Haskins needed to show injury to have standing under the UCL; that can come from paying more than she would otherwise have been willing to pay because the product was not as advertised.  Symantec argued that she didn’t have standing because she didn’t allege that she viewed any specific ad or representation, but this didn’t necessarily matter under Tobacco II.  If she could win at trial on a long-term ad campaign theory, her economic injury is the purchase that wouldn’t have occurred but for the misrepresentation.  Likewise, on a motion to dismiss, such harm would at least plausibly ground a claim of “unfair” business practices, as well as fraudulent ones.  The same theory would give her CLRA standing.

Symantec argued that software wasn’t “goods” or “services” covered by the CLRA. The court disagreed, in a brief but pithy discussion.  Goods are “tangible chattels bought or leased for use primarily for personal, family, or household purposes.”  Symantec argued that (1) because Haskins downloaded the software, it wasn’t a tangible chattel, and (2) all software is outside the CLRA even if purchased on disk.  The CLRA’s language is from 1970.  “It seems unlikely that the Legislature knowingly exempted computer software from the CLRA’s scope two years before the invention of Pong.”  More likely, the legislature meant to exempt credit and insurance from the scope of the law, “since those commodities are inherently intangible promises which have no direct and concrete impact on the physical universe.” 

Of course, that reasoning wouldn’t justify expanding the statute beyond its terms.  But “tangible” means “[h]aving or possessing physical form; corporeal.” Symantec’s software is often purchased in physical form, as other “goods” are; other intangibles aren’t. Plus, even downloaded, “it works a physical change on a physical hard drive. It possesses corporeal form in a way that credit or insurance inherently cannot.”

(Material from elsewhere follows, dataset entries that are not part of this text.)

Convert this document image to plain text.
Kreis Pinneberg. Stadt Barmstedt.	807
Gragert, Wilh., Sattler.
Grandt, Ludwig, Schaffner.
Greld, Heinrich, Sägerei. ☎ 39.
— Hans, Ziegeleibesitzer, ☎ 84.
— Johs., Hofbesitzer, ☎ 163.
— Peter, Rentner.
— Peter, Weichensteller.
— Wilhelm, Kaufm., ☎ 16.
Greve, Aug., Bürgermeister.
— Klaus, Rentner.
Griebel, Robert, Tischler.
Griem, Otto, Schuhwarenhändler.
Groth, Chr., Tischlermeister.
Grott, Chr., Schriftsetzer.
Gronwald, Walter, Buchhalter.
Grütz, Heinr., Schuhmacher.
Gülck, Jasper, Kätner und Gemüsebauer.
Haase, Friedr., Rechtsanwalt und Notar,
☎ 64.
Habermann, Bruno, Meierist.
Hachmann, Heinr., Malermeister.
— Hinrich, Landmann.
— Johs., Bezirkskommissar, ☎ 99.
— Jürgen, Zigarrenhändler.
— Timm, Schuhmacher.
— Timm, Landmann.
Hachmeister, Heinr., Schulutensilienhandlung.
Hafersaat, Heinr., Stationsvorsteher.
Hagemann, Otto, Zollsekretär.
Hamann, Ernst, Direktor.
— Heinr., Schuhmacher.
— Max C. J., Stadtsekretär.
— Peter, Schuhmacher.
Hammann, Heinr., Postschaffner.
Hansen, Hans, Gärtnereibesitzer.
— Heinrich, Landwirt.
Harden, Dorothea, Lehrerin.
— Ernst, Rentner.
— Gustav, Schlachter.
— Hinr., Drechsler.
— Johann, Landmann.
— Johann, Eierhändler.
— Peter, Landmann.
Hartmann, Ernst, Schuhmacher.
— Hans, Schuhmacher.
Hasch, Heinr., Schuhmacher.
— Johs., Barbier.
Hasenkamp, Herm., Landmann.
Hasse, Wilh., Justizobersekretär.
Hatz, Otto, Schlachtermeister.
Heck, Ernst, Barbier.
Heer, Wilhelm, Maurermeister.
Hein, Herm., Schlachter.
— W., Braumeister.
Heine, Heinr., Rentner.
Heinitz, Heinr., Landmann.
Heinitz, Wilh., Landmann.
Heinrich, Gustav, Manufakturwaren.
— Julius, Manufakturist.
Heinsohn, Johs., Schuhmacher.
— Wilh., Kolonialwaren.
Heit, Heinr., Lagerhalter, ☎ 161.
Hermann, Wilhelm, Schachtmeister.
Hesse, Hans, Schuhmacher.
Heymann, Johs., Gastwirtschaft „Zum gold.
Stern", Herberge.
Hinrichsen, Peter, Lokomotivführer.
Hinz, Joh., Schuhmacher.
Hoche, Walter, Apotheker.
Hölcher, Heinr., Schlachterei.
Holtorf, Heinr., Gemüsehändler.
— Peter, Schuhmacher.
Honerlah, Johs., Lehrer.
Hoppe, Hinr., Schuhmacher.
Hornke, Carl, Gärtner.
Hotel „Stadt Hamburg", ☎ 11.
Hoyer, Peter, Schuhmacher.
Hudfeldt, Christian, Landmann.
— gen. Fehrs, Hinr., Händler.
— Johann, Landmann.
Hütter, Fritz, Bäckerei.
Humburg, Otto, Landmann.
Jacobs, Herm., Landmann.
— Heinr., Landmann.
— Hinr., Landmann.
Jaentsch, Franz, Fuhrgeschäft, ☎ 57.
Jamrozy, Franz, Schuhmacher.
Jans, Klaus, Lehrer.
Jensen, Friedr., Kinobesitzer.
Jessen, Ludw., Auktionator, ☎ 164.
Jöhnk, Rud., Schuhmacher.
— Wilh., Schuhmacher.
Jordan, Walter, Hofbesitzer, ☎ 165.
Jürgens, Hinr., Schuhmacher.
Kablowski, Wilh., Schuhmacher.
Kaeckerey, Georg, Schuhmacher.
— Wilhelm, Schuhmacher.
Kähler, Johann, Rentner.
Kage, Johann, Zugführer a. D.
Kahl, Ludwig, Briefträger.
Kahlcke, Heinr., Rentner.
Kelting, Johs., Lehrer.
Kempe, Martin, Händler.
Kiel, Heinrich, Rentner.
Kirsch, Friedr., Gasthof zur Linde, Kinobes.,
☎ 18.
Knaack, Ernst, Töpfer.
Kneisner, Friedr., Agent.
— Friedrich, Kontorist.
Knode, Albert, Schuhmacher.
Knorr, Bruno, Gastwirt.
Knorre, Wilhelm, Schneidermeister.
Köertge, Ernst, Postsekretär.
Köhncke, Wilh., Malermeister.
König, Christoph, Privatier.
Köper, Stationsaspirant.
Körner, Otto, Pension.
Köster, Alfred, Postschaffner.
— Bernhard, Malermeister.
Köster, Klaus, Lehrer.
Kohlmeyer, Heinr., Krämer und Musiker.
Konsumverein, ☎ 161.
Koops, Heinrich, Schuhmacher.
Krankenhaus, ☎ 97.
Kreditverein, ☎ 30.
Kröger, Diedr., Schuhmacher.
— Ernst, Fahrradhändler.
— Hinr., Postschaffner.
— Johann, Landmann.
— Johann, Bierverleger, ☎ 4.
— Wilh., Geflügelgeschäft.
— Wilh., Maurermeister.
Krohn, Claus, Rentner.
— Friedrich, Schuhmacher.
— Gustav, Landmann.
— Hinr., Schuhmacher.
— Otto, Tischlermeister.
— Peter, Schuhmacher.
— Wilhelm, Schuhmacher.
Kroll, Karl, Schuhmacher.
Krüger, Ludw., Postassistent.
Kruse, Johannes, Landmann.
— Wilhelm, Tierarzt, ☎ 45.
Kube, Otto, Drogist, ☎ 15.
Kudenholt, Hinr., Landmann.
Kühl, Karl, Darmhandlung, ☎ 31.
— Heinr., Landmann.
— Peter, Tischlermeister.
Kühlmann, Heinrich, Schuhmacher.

Symantec argued that the disk was irrelevant, “nothing but a physical mechanism for delivering a nonphysical right to use intangible software.”  That was slicing the salami too thinly.  A book is a “tangible chattel,” despite being “merely a delivery mechanism for the transmission of information.”  By contrast, insurance contracts and credit cards aren’t delivery mechanisms, but physical representations of an intangible agreement.  “Consumers do not purchase software discs or books to memorialize or prove the existence of an agreement; they purchase the objects to possess and use them. As a physical object purchased for a consumer’s use, a software disc is a tangible chattel.”
Though it was a close call, the court deferred to the CLRA’s own instruction to construe the statute liberally.  At least where there’s a physical version, construing the statute to cover only the in-store version wouldn’t be a liberal construction.